Screenshots In the provided screenshot, an infinite loop for rank 0 (utilizing GPU0) avoids executing the model.generate() function, demonstrating that other processes are also stuck, with no fluctuation in power usage.

image

System info:

tjruwase commented 9 months ago

@samuel21119, thanks for reporting this issue. Unfortunately, there is no easy solution here. This is because ZeRO-* is fundamentally a data parallel algorithm. And so, all ranks in the data parallel group are expected to perform similar computation/communication, otherwise you will see the deadlocks you are observing.

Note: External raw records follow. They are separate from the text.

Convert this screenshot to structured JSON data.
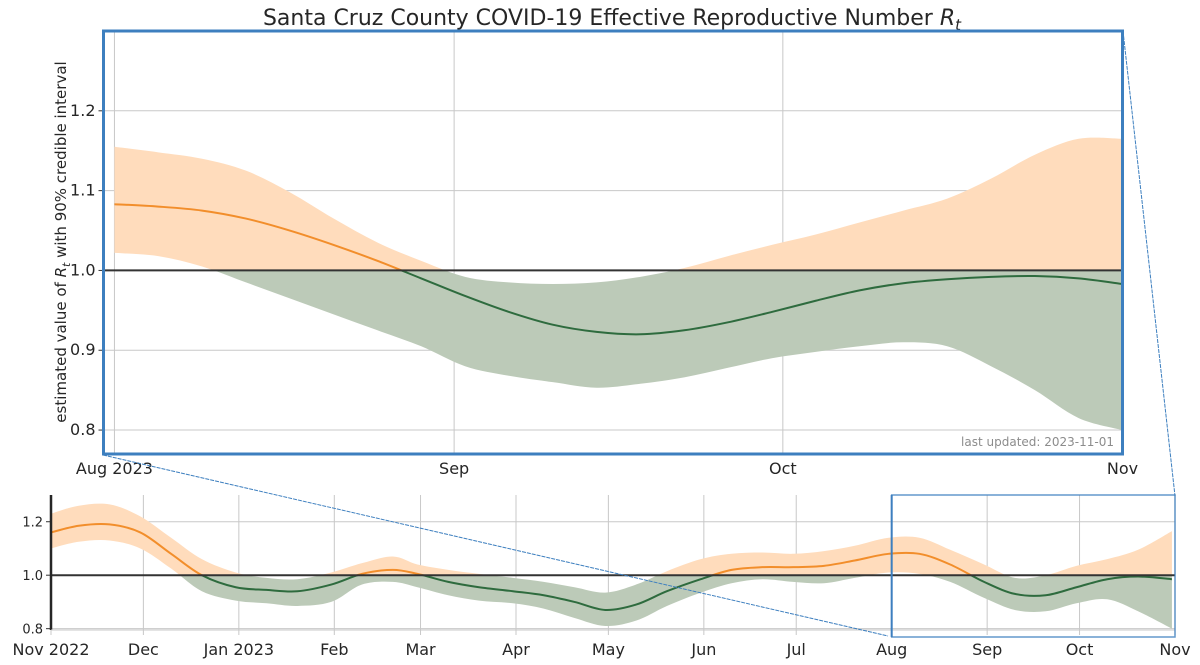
{
  "chart_data": [
    {
      "id": "main",
      "type": "line",
      "title": "Santa Cruz County COVID-19 Effective Reproductive Number",
      "title_symbol": "R",
      "title_symbol_sub": "t",
      "ylabel_prefix": "estimated value of ",
      "ylabel_symbol": "R",
      "ylabel_symbol_sub": "t",
      "ylabel_suffix": " with 90% credible interval",
      "xlabel": "",
      "xlim": [
        "2023-08-01",
        "2023-11-01"
      ],
      "ylim": [
        0.77,
        1.3
      ],
      "grid": true,
      "yticks": [
        0.8,
        0.9,
        1.0,
        1.1,
        1.2
      ],
      "ytick_labels": [
        "0.8",
        "0.9",
        "1.0",
        "1.1",
        "1.2"
      ],
      "xticks": [
        "2023-08-01",
        "2023-09-01",
        "2023-10-01",
        "2023-11-01"
      ],
      "xtick_labels": [
        "Aug 2023",
        "Sep",
        "Oct",
        "Nov"
      ],
      "reference_line": 1.0,
      "annotation": "last updated: 2023-11-01",
      "annotation_position": "bottom-right",
      "colors": {
        "above": "#f28e2b",
        "above_band": "#ffdcbc",
        "below": "#2e6b3e",
        "below_band": "#bccab8",
        "frame": "#3d7fbf",
        "reference": "#333333"
      },
      "series": {
        "x": [
          "2023-08-01",
          "2023-08-05",
          "2023-08-09",
          "2023-08-13",
          "2023-08-17",
          "2023-08-21",
          "2023-08-25",
          "2023-08-29",
          "2023-09-02",
          "2023-09-06",
          "2023-09-10",
          "2023-09-14",
          "2023-09-18",
          "2023-09-22",
          "2023-09-26",
          "2023-09-30",
          "2023-10-04",
          "2023-10-08",
          "2023-10-12",
          "2023-10-16",
          "2023-10-20",
          "2023-10-24",
          "2023-10-28",
          "2023-11-01"
        ],
        "median": [
          1.083,
          1.08,
          1.075,
          1.065,
          1.05,
          1.032,
          1.012,
          0.99,
          0.968,
          0.948,
          0.932,
          0.923,
          0.92,
          0.925,
          0.935,
          0.948,
          0.962,
          0.975,
          0.984,
          0.989,
          0.992,
          0.993,
          0.99,
          0.983
        ],
        "lower": [
          1.022,
          1.018,
          1.005,
          0.985,
          0.965,
          0.945,
          0.925,
          0.905,
          0.88,
          0.868,
          0.86,
          0.853,
          0.858,
          0.866,
          0.878,
          0.89,
          0.898,
          0.905,
          0.91,
          0.905,
          0.88,
          0.85,
          0.815,
          0.8
        ],
        "upper": [
          1.155,
          1.148,
          1.14,
          1.125,
          1.098,
          1.065,
          1.035,
          1.012,
          0.992,
          0.985,
          0.983,
          0.985,
          0.992,
          1.003,
          1.018,
          1.032,
          1.045,
          1.06,
          1.075,
          1.09,
          1.115,
          1.145,
          1.165,
          1.165
        ]
      }
    },
    {
      "id": "overview",
      "type": "line",
      "title": "",
      "xlim": [
        "2022-11-01",
        "2023-11-01"
      ],
      "ylim": [
        0.8,
        1.3
      ],
      "grid": true,
      "yticks": [
        0.8,
        1.0,
        1.2
      ],
      "ytick_labels": [
        "0.8",
        "1.0",
        "1.2"
      ],
      "xticks": [
        "2022-11-01",
        "2022-12-01",
        "2023-01-01",
        "2023-02-01",
        "2023-03-01",
        "2023-04-01",
        "2023-05-01",
        "2023-06-01",
        "2023-07-01",
        "2023-08-01",
        "2023-09-01",
        "2023-10-01",
        "2023-11-01"
      ],
      "xtick_labels": [
        "Nov 2022",
        "Dec",
        "Jan 2023",
        "Feb",
        "Mar",
        "Apr",
        "May",
        "Jun",
        "Jul",
        "Aug",
        "Sep",
        "Oct",
        "Nov"
      ],
      "reference_line": 1.0,
      "zoom_window": [
        "2023-08-01",
        "2023-11-01"
      ],
      "series": {
        "x": [
          "2022-11-01",
          "2022-11-10",
          "2022-11-20",
          "2022-11-30",
          "2022-12-10",
          "2022-12-20",
          "2022-12-31",
          "2023-01-10",
          "2023-01-20",
          "2023-01-31",
          "2023-02-10",
          "2023-02-20",
          "2023-02-28",
          "2023-03-10",
          "2023-03-20",
          "2023-03-31",
          "2023-04-10",
          "2023-04-20",
          "2023-04-30",
          "2023-05-10",
          "2023-05-20",
          "2023-05-31",
          "2023-06-10",
          "2023-06-20",
          "2023-06-30",
          "2023-07-10",
          "2023-07-20",
          "2023-07-31",
          "2023-08-10",
          "2023-08-20",
          "2023-08-31",
          "2023-09-10",
          "2023-09-20",
          "2023-09-30",
          "2023-10-10",
          "2023-10-20",
          "2023-10-31"
        ],
        "median": [
          1.16,
          1.185,
          1.19,
          1.16,
          1.08,
          1.0,
          0.955,
          0.945,
          0.94,
          0.965,
          1.005,
          1.02,
          1.005,
          0.975,
          0.955,
          0.94,
          0.925,
          0.9,
          0.87,
          0.89,
          0.94,
          0.985,
          1.02,
          1.03,
          1.03,
          1.035,
          1.055,
          1.08,
          1.08,
          1.04,
          0.975,
          0.93,
          0.925,
          0.955,
          0.985,
          0.995,
          0.985
        ],
        "lower": [
          1.1,
          1.125,
          1.13,
          1.1,
          1.025,
          0.94,
          0.905,
          0.895,
          0.885,
          0.9,
          0.965,
          0.975,
          0.955,
          0.925,
          0.905,
          0.895,
          0.875,
          0.84,
          0.81,
          0.83,
          0.885,
          0.935,
          0.97,
          0.985,
          0.975,
          0.97,
          0.99,
          1.01,
          1.005,
          0.975,
          0.915,
          0.87,
          0.865,
          0.895,
          0.91,
          0.865,
          0.8
        ],
        "upper": [
          1.23,
          1.26,
          1.265,
          1.22,
          1.14,
          1.06,
          1.01,
          0.99,
          0.985,
          1.01,
          1.045,
          1.07,
          1.04,
          1.02,
          1.005,
          0.99,
          0.975,
          0.955,
          0.935,
          0.965,
          1.015,
          1.06,
          1.08,
          1.085,
          1.08,
          1.09,
          1.11,
          1.14,
          1.14,
          1.095,
          1.04,
          0.99,
          1.0,
          1.035,
          1.06,
          1.095,
          1.165
        ]
      }
    }
  ]
}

samuel21119 commented 9 months ago

@samuel21119, thanks for reporting this issue. Unfortunately, there is no easy solution here. This is because ZeRO-* is fundamentally a data parallel algorithm. And so, all ranks in the data parallel group are expected to perform similar computation/communication, otherwise you will see the deadlocks you are observing.

@tjruwase , thank you for your reply. To prevent this issue, is it necessary to set the max_new_tokens uniformly for all GPUs to align with ZeRO-* requirements?